Desperate Houseflies: The Magazine

Feel free to pull out your trusty fly swatter and comment on what is posted here, realizing that this odd collection of writers may prove as difficult to kill as houseflies and are presumably just as pesky. “Desperate Houseflies” is a magazine that intends to publish weekly articles on subjects such as politics, literature, history, sports, photography, religion, and no telling what else. We’ll see what happens.

Sunday, March 27, 2005

Sunday Thoughts

by Al Sturgeon
(published every Sunday in Desperate Houseflies)

LET US PRAY

For those enamored with “feeling spiritual” in an elitist sort of way, I suppose my prayer life stinks. And since even I find the concept seductive all dressed up, I often share the same sentiment. But on a deeper level, I’m not completely convinced it is true.

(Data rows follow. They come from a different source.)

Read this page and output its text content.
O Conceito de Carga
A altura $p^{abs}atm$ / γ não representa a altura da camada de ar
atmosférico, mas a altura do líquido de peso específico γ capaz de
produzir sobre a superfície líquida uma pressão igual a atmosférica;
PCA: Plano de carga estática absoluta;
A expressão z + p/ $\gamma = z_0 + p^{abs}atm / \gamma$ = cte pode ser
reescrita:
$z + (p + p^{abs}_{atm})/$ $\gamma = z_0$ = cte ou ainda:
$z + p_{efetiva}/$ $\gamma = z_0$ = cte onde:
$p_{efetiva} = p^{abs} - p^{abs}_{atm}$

John Wright Follett was a popular Pentecostal preacher in the thirties and forties. Late in life while visiting the Petersons, young Eugene bravely approached this religious star resting in a hammock to ask how he prayed. Follett exclaimed, “I haven’t prayed in forty years!” It bewildered the boy, but it made an impression. Eventually, he began to wonder if there were more to prayer than the typical religious picture.

I learned to pray as a child, and I learned well. I never caught on to morning prayers (or morning anything), but I made a point to pray a lengthy prayer each evening at bedtime. Of course, I also learned prayer to be a proper appetizer for meals as well as for anything that involved “church.” (Oddly, I would pray for safe travel for church trips, but going to school [or any non-church trips] seemed safe without an accompanying prayer.) All in all, the picture of prayer formed as a spiritual event confined to a certain time and place – something church-y.

This is something I don’t necessarily believe anymore.

Fast forward. A much older Eugene Peterson reflected on a life learning to pray and wrote, “Prayer is a life that you are immersed in… Prayer cannot be confined to a certain period of time. It is only nurtured in those disciplines, and we realize certain aspects of it during those times. At one point I realized that when I’m spending time in the external act of prayer – where someone could see through a knothole and say I was praying – I’m not really praying then; I’m just getting ready to pray. When I get up off my knees or out of my chair at eight o’clock, that’s when I start praying. That other time of saying my prayers is just the time I spend getting ready to pray. It’s getting rid of the distractions and making pre-decided things about the day that give me room so that I’m not swallowed up by everybody else’s agenda.”

In an impossible attempt at definition, I now see prayer at its core as a properly focused life. And when it gels in my mind, I see for the first time ever Jesus’s instructions on how to pray as more than a mystical mantra to repeat (like it seems many do), and more than a not-so-useful set of words (which is implied by my environment where the words are rarely mentioned).

A focused life:

I am not the ruler of the world. (Your name, not my name, is holy.)

There’s something more than what I see now. (May God’s will fully come to be.)

But today is what I have before me. (Give me bread for just today.)

I can’t forget my purpose in life today. (I’m to hand out the grace I’ve been given.)

There will be opposition. (Protect my focus.)

I repeat: I am not the ruler of the world. (You are the glorious, powerful King.)

Now, from time to time, I do my best to go through this in my mind. Then, I set out to live it. All of which is prayer to me.